«Negli abissi dei fiordi do la caccia allo squalo È il nostro lato oscuro»

Eleonora Barbieri

Morten Strøksnes, lo squalo della Groenlandia esiste davvero? «Esiste, sì. Ed è anche abbastanza diffuso nella zona, probabilmente ce ne sono milioni». La «zona» sono le Lofoten, in particolare l'isoletta di Skrova, nel Vestfjorden, dove Strøksnes, giornalista e scrittore norvegese, gira, in compagnia dell'amico Hugo, a bordo di un piccolo gommone. Vanno a caccia dello squalo della Groenlandia.

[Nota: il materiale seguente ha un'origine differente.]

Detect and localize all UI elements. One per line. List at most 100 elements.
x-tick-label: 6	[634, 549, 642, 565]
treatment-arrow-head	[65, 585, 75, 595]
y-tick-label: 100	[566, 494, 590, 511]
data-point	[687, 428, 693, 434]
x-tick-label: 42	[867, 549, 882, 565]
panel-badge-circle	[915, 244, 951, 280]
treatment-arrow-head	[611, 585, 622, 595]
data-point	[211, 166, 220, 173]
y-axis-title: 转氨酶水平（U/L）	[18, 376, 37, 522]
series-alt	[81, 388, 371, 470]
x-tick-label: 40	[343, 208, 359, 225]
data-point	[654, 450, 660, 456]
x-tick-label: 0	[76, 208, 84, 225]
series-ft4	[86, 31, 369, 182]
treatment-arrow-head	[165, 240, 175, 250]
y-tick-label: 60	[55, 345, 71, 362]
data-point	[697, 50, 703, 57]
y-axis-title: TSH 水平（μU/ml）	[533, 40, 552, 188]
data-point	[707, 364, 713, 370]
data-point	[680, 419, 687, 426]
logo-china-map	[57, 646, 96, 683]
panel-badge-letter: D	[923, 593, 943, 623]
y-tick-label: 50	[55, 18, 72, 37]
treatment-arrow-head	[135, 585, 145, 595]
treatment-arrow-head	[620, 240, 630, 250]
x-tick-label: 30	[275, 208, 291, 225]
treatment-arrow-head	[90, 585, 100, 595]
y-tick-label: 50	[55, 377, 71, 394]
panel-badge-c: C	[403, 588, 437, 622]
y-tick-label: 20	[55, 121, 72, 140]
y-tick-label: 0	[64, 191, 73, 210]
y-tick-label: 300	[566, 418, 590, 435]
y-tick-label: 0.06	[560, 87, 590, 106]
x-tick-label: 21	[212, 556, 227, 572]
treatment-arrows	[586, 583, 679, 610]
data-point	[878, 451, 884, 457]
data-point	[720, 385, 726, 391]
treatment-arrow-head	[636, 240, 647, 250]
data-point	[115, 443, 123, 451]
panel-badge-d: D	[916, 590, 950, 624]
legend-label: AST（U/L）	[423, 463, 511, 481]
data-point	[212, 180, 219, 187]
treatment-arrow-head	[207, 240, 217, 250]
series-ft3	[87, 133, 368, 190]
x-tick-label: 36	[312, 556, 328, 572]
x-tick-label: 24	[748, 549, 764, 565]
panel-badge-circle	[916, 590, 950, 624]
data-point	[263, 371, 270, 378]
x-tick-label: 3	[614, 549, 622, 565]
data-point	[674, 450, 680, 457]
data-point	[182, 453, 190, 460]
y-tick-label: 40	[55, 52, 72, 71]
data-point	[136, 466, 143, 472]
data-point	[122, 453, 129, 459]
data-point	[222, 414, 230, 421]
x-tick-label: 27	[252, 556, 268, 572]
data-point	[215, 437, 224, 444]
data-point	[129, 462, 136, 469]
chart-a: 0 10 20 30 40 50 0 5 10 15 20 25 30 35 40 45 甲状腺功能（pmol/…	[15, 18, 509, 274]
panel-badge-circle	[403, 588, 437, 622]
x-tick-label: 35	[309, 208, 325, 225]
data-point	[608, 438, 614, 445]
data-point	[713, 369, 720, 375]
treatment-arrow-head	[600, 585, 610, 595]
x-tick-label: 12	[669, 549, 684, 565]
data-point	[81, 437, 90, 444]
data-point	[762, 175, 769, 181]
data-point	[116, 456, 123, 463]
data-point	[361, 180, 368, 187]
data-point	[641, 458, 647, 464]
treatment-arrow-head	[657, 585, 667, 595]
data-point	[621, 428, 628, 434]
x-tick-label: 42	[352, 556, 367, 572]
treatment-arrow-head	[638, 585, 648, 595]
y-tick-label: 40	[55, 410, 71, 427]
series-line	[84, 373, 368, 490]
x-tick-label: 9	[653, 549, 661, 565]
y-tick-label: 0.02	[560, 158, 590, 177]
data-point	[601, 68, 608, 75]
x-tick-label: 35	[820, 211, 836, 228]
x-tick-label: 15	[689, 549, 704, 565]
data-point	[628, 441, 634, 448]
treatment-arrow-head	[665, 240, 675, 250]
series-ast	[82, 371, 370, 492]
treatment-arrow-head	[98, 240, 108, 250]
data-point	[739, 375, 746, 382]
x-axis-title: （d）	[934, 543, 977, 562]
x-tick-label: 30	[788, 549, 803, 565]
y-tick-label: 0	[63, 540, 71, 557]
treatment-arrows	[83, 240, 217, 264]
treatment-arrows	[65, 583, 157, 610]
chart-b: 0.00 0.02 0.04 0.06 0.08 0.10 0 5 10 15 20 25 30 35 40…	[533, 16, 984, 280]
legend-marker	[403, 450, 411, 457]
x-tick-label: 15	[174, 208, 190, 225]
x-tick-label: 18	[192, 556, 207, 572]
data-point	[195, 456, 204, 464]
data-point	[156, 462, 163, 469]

Un bestione così descritto da Strøksnes nel suo Libro del mare (appena pubblicato da Iperborea, pagg. 330, euro 17,50, lo presenterà domenica al Salone di Torino): un essere ancestrale, che nuota negli abissi, più grosso dello squalo bianco; può raggiungere i sei-sette metri di lunghezza, i milleduecento chili di peso e «i quattro o addirittura cinquecento anni di età»; è voracissimo, tanto da divorare i suoi fratelli e sorelle nell'utero materno, è quasi cieco perché ha gli occhi infestati da parassiti simili a vermi e i suoi denti sono «come quelli di una smisurata tagliola, solo molti di più». Che senso ha andare a caccia di un animale del genere, su una piccola barca nel mare aperto e pericoloso del Vestfjorden? Più di uno, spiega Strøksnes, in questi giorni in Italia: «C'è l'aspetto pratico, la missione da portare a termine. E poi quello sempre più simbolico. In questa caccia c'è qualcosa di oscuro, che ha a che fare con il nostro potenziale di uccidere e dominare la natura».

I due «pescatori» hanno iniziato l'inseguimento quattro anni fa e Strøksnes ha in programma di tornare a Skrova a luglio, quando sarà messo in scena lo spettacolo teatrale tratto dal suo libro. Per la caccia allo squalo invece aspetterà, forse la fine dell'estate: «Dipende da Hugo: è la sua ossessione, non la mia. A lui non piacerebbe che la chiamassi ossessione, ma la è». Lo zio e il padre di Hugo, che vive in una antica stazione ittica ristrutturata con la moglie ed è un artista, erano uomini di mare: «Sapevano tutto del mare, non solo dello squalo della Groenlandia e dei mostri marini». Lo racconta come un essere spaventoso... «È vero, ma non lo credo. Fra noi e lo squalo nel corso del libro si sviluppa una relazione: all'inizio è un mostro, una bestia feroce, ma in realtà è una creatura dell'evoluzione, molto impressionante. È in giro per gli abissi da centinaia di milioni di anni, non è solo un brutto mostro. Può essere che dentro di noi sia rimasta la paura ancestrale del mostro, ma è irrazionale avere paura dello squalo: ne uccidiamo milioni ogni anno, non sono loro pericolosi, siamo noi». Dice anche, Strøksnes, che forse la proposta di Hugo era solo la «scusa» che cercava da anni per raccontare gli abissi del mare, sotto i 500 metri di profondità, dove vivono «creature assurde, stupefacenti, che si sono adattate al buio e a una pressione enorme dell'acqua», e che conosciamo ancora pochissimo. I mostri delle mappe antiche, come quelli immaginati da Olaus Magnus nella sua Carta marina. Come lo squalo della Groenlandia, che fa «ubriacare» (infatti il titolo in inglese è Shark drunk): «Nel sangue ha una tossina per cui, se lo mangi, ti rende come un ubriaco, o un drogato».

Peraltro la carne è immangiabile: «Una volta un islandese me l'ha portata da assaggiare: un sapore chimico tossico mischiato con la pipì, perdoni il francesismo. La cosa peggiore che abbia mai mangiato». La caccia prosegue, mare permettendo.